Dengan suaranya yang keras dan dapat didengar oleh banyak orang tersebut, seorang muadzin di akhirat akan menjadi orang sangat menonjol. Rasulullah mengatakan leher para muadzin paling panjang sebagaimana disebutkan dalam hadits yang diriwayatkan dari Mu’awiyah radhialahu a’nhu sebagai berikut:

 

المؤذنون أطول الناس أعناقا يوم القيامة

 

Artinya: “Muadzin adalah orang yang paling panjang lehernya di hari Kiamat.” (HR Muslim)

 

Dalam Syarah Muslim, Imam Nawawi (nama lengkap Abu Zakaria Muhyuddin bin Syaraf an-Nawawi ad-Dimasyqi) menjelaskan maksud frase أطول الناس أعناقا (paling panjang lehernya) dalam hadits di atas sebagai berikut:

 

معناه أكثر الناس تشوفاً إلى رحمة الله تعالى؛ لأن المتشوف يطيل عنقه إلى ما يتطلع إليه، فمعناه كثيرة ما يرونه من الثواب

 

Artinya: “Maknanya adalah orang yang paling banyak melongok (mengharap) kepada rahmat Allah ta’ala karena sesungguhnya orang yang melongok (mutasyawwif) akan memanjangkan lehernya terhadap apa yang ia ketahui. Maksudnya, seorang muadzin akan menjadi sosok yang menonjol di akhirat karena banyaknya pahala yang diterimanya dari Allah subhanahu wata’ala” (lihat Shahih Muslim bi Syarhi an-Nawawi, Muassisah al-Qurthubah, 1994, Juz 4, Cetakan 2, hal. 121-122).

 

Demikianlah alasan mengapa muadzin menggunakan kedua jari telunjuknya untuk menutup telinganya hingga suaranya terdengar keras dan menyebar.

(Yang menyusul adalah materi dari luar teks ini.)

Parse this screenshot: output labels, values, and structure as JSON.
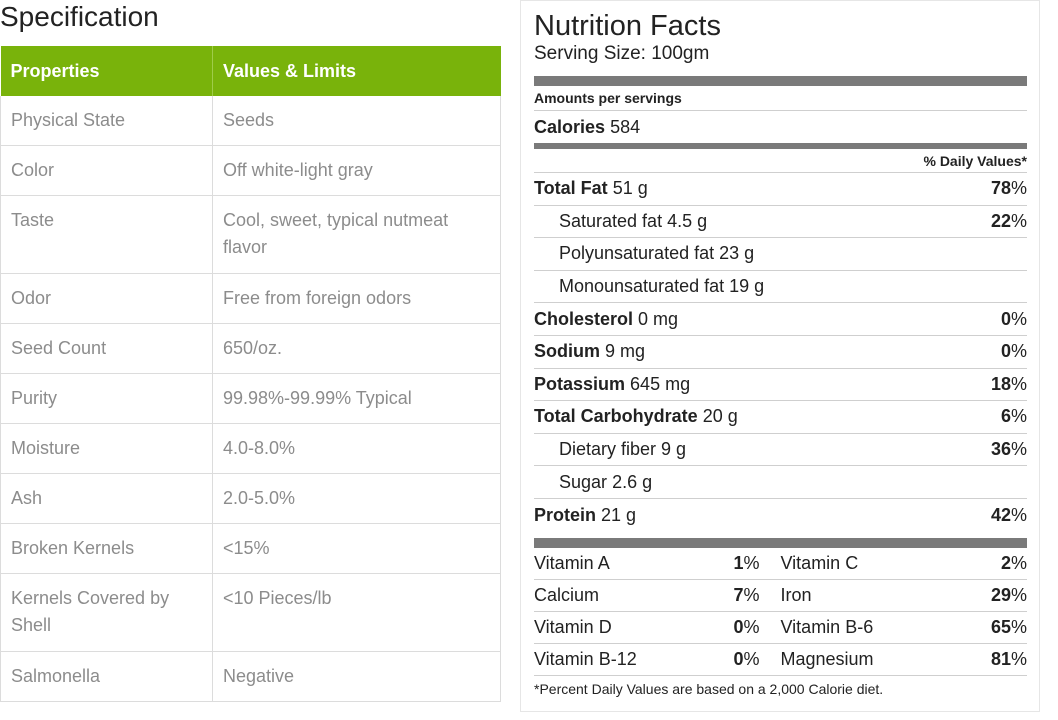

Penggunaan pengeras suara sangat mendukung upaya tersebut dan memungkinkan banyak orang dapat mendengarnya, lalu berduyun-duyun datang ke masjid atau mushala untuk menyembah Allah melaksanakan shalat fardu sehari lima kali.

 

Maka bisa dimengerti kelak di akhirat seorang muadzin akan menjadi sosok yang menonjol karena besar jasa-jasanya sewaktu di dunia, yakni memberitahukan kepada kaum Muslimin bahwa waktu shalat telah tiba sekaligus berseru agar mereka segera melaksanakannya di masjid, di mushala atau di manapun yang memungkinkan. []

 

Muhammad Ishom, dosen Fakultas Agama Islam Universitas Nahdlatul Ulama (UNU) Surakarta.